Douglas Leggate - BofA Merrill Lynch

Good stuff. You did, at the analyst day last year, the turnaround number, Greg, was $2.75, which is obviously, a huge step up from 2011. Is that still a good starting point or has that changed also?

Gregory Goff

That is the starting point. I mean, we'll be looking to optimize our turnaround schedule for '12 as we go through our planning. But you're exactly right, that was the number that we revealed last year. And so we'll go through and look at how we manage our turnarounds for 2012.

Douglas Leggate - BofA Merrill Lynch

Good stuff. Is the AB 32 '11 sitting there or do you have any thoughts about how you might couch the possibility that there are more regulatory expenditures required?

Gregory Goff

For '12, we don't see any significant expenditures for AB 32 because there's still so much work going on in the development of the regulations in that. But hopefully, as we progress through time, we'll get a better idea of the impact from AB 32 standpoint. But I don't see any significant impact in 2012.

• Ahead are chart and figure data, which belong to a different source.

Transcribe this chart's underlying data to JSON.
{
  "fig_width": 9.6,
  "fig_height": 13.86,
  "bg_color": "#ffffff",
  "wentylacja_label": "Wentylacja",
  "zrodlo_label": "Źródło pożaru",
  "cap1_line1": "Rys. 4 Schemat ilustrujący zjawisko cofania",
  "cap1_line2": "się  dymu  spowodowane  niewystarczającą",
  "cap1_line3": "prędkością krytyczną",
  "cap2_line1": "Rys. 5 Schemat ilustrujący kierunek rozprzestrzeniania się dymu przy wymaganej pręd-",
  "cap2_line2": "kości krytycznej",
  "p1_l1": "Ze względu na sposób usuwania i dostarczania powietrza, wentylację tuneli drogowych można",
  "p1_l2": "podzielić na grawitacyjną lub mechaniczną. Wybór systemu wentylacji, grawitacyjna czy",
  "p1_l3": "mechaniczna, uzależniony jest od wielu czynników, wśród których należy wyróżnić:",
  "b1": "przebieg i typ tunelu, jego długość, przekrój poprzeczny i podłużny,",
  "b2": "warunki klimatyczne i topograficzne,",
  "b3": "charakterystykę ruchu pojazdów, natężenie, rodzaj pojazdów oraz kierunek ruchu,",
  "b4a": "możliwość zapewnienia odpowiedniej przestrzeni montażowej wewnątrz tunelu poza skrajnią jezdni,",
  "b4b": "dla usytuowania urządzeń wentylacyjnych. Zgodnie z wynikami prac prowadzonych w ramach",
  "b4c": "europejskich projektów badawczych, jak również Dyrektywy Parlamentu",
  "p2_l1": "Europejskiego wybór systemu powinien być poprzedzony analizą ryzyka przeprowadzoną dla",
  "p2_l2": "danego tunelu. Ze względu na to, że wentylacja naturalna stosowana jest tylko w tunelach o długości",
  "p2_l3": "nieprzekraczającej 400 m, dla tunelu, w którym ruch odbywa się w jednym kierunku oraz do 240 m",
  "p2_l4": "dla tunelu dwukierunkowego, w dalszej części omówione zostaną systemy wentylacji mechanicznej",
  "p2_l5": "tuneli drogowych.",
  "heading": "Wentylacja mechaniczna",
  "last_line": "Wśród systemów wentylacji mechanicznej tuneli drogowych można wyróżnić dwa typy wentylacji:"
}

Douglas Leggate - BofA Merrill Lynch

I've just got 2 final ones that are fairly quick, hopefully. Hawaii, my understanding was you were having a board meeting to -- and one of the things that was going to come up, where, I guess, was the future of Hawaii. Obviously, a great quarter in Q2, but what's the decision there? Have you reached a conclusion as to what the outlook is? And then I've just got one final one please.

Gregory Goff

Hawaii is like everything else as we're doing evaluations around how we make assets better and what the opportunities in that are. And we have not completed that work yet, but we will shortly be completed with the work around Hawaii. We're just not completely done with what we want to look at.

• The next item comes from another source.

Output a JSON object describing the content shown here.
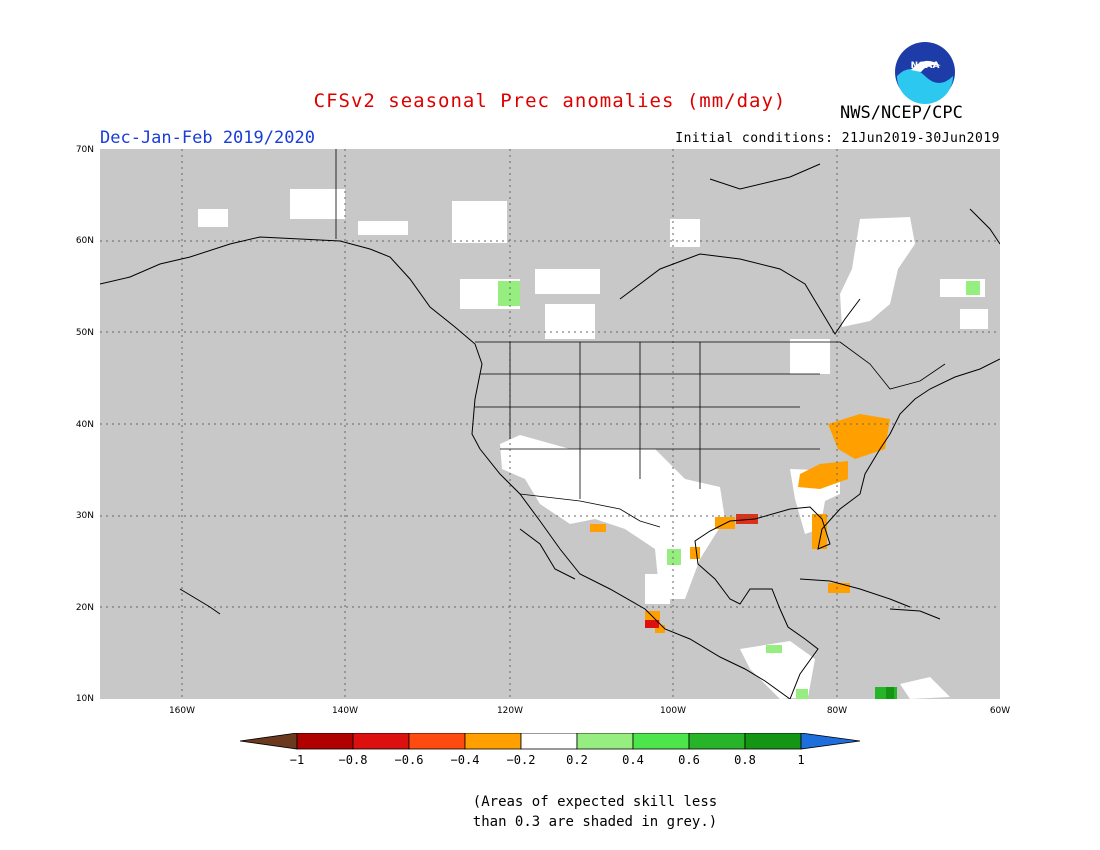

Douglas Leggate - BofA Merrill Lynch

Maybe by the Analyst Day?

Gregory Goff

Some time.

Douglas Leggate - BofA Merrill Lynch

Okay. Last one for me is, I think a lot of people have tried to get an answer to this, so I'm going to try it from a different angle. The crude discount or the benefit on the West Coast, I mean, obviously, you've never really ran a lot of ANS given the limitations in the supply there over the years. But can you talk about how the evolution of your relative discount to your average crude slate has moved, particularly in 2011 relative to ANS rather than telling us a different crude, nevertheless, all the rest of it? Talk maybe about what the discount has looked like and how that evolved, and what that was like currently. That would be great.

Gregory Goff

Yes, I don't think we have that with us, that we could sit down and go through that. I mean, in California, we're basically running the California heavies and California lights, and then some South American crudes. But I don't...

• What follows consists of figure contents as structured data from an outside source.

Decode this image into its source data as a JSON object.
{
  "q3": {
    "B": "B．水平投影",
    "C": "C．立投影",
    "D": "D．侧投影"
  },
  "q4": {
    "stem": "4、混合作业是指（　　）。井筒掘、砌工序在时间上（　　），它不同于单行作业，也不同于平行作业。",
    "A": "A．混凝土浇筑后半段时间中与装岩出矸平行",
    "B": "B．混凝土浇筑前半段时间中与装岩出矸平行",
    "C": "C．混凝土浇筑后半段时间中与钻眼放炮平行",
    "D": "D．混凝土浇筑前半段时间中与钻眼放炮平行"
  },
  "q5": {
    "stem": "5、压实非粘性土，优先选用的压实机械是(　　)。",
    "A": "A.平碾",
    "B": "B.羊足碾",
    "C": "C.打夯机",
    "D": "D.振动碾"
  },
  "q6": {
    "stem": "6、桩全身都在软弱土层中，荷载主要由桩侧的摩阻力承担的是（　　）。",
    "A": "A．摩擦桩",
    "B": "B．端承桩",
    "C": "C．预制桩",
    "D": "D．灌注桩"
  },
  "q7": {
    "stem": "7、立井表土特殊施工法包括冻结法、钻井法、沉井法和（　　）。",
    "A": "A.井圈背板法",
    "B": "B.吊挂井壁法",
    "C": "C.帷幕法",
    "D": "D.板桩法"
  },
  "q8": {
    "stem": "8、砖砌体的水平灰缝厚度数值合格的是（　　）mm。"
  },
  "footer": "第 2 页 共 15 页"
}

Douglas Leggate - BofA Merrill Lynch

The reason I'm asking is that Occidental is suggesting that they are getting fuel world market pricing on their crude in California. And I'm just wondering where the discount is coming from and how the -- I know Oriente is a part of that, but I'm trying to get an average number. And currently, could you give us an idea where that's trading relative to ANS? Is it $2 under? Is it $5 under? What should obviously it look like?

Daniel Romasko

Maybe I'll take a shot at -- I don't know if it's going to satisfy all your curiosity, but the -- if you take a look at the Cold Lake type crudes, which are a portion of our diet, they're almost $32 under -- purchasing at $32 a crack relative to say, ANS, which is about $15. But the slate changes frequently based upon what the market opportunities are, and we try to nimbly capture those.

Operator

This concludes the Q&A portion of today's call. Ladies and gentlemen, that concludes today's conference. Thank you for your participation. You may now disconnect, and have a great day.